Tuesday, September 1, 2009

I'll Never Be Long Gone


I picked this book up at the library because I was hungry and the food on the cover looked delicious (better than going to the grocery store hungry, I suppose!). After reading the inside cover, it sounded like a good read. It sat on my bedside table for a couple weeks, and I finally picked it up 2 nights ago, after finishing another book I'd been reading. I read the inside cover blurb again, and, truthfully, was not that excited about it. Maybe because I wasn't hungry then, but the book just didn't jump at me like it did before. I am glad I started reading it anyways though, as it is wonderful. Greene appeals to all the senses with his words - sight, smell, taste, touch, and sound. While the characters are not as deep as they could be, I am still enjoying the story, and will probably finish it off before bed tonight!

From Publishers Weekly
The rugged, rain-lashed landscape of Eden, Vt., becomes a palpably biblical backdrop for a moving generational tale in Greene's second novel (after Mirror Lake). The Bender brothers—Charlie, 18, and Owen, 17—find their lives reshaped by the will of their formidable late father. To Charlie goes the family restaurant, Charlotte's; to Owen goes $10,000 and a directive to find himself. Greene flashes to years when Charles Sr. pitted son against son in Iron Chef–like matches—picking his successor, it's now clear. Charles's will also bequeaths his wife the freedom to return to city life, which she promptly does.
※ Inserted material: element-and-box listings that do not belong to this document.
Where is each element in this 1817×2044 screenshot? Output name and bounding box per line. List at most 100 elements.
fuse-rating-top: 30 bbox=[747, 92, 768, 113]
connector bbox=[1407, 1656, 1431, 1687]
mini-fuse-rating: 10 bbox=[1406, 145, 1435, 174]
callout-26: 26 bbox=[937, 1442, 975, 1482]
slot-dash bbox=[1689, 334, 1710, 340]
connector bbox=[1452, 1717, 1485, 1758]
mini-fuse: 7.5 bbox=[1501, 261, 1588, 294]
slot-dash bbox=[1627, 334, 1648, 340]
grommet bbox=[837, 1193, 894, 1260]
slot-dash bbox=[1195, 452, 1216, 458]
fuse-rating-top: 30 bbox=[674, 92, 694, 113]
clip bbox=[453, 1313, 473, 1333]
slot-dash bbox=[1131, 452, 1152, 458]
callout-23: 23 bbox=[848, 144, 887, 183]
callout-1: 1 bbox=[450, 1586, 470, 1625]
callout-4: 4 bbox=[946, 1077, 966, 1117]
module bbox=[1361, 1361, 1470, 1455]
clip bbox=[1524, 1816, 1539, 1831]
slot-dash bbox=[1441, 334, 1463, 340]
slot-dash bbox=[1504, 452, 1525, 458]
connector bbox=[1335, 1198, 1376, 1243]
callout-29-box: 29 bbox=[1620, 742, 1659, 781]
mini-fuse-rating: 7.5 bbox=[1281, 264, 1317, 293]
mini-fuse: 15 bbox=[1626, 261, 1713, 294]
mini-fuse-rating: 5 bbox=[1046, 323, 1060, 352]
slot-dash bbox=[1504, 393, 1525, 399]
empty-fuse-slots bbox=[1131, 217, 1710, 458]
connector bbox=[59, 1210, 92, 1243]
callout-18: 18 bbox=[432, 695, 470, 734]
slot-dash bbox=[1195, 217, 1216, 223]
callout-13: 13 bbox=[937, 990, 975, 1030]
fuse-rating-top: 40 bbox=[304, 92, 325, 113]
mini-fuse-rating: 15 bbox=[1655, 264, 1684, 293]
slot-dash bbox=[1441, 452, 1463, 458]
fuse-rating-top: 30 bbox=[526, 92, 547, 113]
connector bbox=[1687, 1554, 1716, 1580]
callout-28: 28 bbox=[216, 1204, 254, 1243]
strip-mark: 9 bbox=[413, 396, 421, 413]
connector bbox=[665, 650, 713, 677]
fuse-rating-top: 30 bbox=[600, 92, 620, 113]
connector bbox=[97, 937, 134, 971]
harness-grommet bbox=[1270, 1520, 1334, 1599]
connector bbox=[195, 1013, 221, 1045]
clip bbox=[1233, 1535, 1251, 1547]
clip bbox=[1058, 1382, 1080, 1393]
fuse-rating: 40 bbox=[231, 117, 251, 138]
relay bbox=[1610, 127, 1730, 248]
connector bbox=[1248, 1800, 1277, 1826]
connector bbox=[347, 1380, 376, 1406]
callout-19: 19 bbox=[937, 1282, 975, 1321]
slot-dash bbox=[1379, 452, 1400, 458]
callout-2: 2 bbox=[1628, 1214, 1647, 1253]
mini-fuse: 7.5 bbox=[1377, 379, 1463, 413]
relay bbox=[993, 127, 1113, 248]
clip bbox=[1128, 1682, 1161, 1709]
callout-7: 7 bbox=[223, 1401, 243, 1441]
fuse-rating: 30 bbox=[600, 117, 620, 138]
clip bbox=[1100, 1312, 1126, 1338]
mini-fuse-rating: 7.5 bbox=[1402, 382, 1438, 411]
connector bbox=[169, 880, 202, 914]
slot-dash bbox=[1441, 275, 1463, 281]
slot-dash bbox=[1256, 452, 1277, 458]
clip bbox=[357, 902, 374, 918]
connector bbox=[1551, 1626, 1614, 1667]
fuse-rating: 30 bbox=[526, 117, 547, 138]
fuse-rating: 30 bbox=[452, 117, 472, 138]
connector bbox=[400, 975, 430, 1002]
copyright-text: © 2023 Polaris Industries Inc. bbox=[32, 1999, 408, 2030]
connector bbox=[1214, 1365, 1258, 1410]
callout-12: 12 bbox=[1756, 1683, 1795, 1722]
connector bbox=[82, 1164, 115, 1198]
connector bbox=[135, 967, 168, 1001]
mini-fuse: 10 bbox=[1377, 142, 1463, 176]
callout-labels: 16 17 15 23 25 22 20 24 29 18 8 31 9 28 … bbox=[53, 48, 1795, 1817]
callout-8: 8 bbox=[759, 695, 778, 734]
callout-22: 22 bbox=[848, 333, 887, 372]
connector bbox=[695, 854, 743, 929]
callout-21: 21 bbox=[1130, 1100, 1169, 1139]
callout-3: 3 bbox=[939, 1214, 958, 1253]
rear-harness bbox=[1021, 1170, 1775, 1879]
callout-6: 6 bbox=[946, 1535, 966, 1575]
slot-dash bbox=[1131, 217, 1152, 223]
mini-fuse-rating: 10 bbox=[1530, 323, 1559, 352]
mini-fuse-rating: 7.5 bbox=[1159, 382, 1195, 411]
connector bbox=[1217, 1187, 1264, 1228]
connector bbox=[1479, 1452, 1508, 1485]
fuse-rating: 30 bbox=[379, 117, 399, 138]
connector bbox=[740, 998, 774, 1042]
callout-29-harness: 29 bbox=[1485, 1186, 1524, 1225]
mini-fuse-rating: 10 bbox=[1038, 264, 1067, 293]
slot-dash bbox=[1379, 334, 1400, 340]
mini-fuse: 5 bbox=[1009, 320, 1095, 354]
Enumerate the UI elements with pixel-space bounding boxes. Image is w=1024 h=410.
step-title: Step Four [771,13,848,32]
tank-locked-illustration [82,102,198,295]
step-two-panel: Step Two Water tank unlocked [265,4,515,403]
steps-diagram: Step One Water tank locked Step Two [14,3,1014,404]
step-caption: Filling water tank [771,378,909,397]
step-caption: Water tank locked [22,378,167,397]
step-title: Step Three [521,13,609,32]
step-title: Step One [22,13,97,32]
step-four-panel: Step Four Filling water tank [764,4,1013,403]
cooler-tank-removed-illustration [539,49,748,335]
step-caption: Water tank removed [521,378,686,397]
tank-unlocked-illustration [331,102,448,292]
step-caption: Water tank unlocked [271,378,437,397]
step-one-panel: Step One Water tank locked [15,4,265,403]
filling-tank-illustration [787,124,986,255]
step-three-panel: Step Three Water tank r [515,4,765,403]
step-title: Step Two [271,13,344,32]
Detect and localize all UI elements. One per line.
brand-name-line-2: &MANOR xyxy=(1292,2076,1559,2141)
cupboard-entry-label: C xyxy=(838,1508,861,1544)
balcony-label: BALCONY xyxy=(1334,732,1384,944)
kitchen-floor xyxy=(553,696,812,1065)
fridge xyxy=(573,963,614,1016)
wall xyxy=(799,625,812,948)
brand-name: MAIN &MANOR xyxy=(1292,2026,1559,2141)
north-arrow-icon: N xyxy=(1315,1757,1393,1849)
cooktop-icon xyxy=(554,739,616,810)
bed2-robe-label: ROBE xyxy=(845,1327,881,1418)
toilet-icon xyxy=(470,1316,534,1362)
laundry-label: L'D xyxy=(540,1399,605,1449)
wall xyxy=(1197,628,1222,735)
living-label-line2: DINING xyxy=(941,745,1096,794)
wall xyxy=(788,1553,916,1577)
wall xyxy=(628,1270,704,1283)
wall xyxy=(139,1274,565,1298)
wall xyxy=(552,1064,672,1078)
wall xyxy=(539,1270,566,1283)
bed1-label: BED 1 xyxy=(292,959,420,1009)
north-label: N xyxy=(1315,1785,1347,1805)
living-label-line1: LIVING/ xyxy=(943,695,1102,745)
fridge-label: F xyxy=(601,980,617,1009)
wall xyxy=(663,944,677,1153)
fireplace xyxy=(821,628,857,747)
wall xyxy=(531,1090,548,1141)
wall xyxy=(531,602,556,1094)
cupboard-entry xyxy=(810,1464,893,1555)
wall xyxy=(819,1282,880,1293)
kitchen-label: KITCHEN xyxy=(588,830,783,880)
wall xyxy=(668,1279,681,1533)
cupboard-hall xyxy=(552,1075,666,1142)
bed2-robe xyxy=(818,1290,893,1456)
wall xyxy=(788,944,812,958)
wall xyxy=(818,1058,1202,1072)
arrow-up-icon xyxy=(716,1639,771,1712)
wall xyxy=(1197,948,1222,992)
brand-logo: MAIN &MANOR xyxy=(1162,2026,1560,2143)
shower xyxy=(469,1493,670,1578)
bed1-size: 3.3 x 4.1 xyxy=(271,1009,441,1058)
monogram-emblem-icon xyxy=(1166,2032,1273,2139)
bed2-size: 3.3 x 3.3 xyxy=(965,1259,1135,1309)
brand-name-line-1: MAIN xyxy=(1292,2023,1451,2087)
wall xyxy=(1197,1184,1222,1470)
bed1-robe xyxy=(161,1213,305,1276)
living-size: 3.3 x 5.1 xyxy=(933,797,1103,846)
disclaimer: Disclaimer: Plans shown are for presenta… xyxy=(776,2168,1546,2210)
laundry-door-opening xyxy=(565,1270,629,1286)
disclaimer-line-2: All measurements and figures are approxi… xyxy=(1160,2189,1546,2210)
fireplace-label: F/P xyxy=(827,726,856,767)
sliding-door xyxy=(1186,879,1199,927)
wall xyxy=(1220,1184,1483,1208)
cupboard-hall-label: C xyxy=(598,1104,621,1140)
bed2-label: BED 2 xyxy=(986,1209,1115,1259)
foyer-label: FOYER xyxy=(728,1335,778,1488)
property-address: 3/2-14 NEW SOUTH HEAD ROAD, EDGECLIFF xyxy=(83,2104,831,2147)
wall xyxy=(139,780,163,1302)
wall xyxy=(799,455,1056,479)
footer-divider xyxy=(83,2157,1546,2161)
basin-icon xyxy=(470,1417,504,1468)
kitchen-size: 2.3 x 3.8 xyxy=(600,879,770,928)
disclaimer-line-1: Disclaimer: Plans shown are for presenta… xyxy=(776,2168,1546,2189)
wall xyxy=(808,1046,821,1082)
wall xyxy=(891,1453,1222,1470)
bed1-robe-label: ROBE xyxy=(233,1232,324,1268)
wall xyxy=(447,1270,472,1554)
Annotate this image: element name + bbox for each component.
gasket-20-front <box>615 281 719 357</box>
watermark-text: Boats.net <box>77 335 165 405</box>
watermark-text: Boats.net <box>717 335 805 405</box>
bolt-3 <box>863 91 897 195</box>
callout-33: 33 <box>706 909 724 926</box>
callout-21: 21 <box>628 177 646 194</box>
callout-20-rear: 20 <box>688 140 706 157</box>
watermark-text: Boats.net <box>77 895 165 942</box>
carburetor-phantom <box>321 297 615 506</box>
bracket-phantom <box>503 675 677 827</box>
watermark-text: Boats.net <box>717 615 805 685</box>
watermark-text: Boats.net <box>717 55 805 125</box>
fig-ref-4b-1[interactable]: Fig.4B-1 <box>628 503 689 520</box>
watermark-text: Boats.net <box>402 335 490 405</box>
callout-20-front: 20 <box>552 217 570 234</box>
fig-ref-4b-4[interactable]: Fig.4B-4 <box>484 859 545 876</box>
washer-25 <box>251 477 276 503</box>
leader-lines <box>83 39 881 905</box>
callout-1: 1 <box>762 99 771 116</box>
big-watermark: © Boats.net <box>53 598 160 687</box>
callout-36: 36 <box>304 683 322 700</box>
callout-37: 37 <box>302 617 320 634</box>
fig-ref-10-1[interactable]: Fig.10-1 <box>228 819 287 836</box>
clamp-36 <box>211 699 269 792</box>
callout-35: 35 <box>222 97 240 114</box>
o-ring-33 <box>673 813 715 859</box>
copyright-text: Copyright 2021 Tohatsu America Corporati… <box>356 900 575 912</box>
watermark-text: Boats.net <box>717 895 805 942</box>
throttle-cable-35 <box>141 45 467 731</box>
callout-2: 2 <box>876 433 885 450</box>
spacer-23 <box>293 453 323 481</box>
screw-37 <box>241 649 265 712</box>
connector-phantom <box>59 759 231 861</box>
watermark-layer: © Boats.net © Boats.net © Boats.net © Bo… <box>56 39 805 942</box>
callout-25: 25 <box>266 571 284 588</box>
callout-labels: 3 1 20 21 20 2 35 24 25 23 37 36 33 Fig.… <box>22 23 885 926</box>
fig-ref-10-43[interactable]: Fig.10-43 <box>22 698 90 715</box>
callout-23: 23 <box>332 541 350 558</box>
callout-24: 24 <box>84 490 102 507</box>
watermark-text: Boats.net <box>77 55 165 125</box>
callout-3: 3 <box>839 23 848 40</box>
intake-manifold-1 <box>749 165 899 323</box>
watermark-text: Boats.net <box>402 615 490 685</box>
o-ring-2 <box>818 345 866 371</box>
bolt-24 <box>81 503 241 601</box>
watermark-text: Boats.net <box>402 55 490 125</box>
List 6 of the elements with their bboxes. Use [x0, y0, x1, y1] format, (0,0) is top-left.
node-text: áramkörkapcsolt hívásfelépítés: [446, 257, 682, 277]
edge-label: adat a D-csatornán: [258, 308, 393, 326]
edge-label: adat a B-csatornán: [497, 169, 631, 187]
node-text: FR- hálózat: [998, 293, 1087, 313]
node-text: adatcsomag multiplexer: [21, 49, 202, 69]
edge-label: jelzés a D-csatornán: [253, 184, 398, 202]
Working himself to the bone in the kitchen, Charlie seeks an assistant chef, and Owen's high school girlfriend, Claire Apple, resurfaces with impeccable timing, having acquired both beauty and culinary savvy in her time away from Eden. The two fall in love, marry and have a son, Jonah, setting the stage for a smoldering Cain-and-Abel conflict when Owen returns after years of adventures. Greene's evocative descriptions of nature, food and love infuse this novel with sensuality and a nostalgia-tinged melancholy. And if Greene's reach for scriptural allegory feels presumptive, the book is redeemed by its careful consideration of the burden, and blessing, of legacy.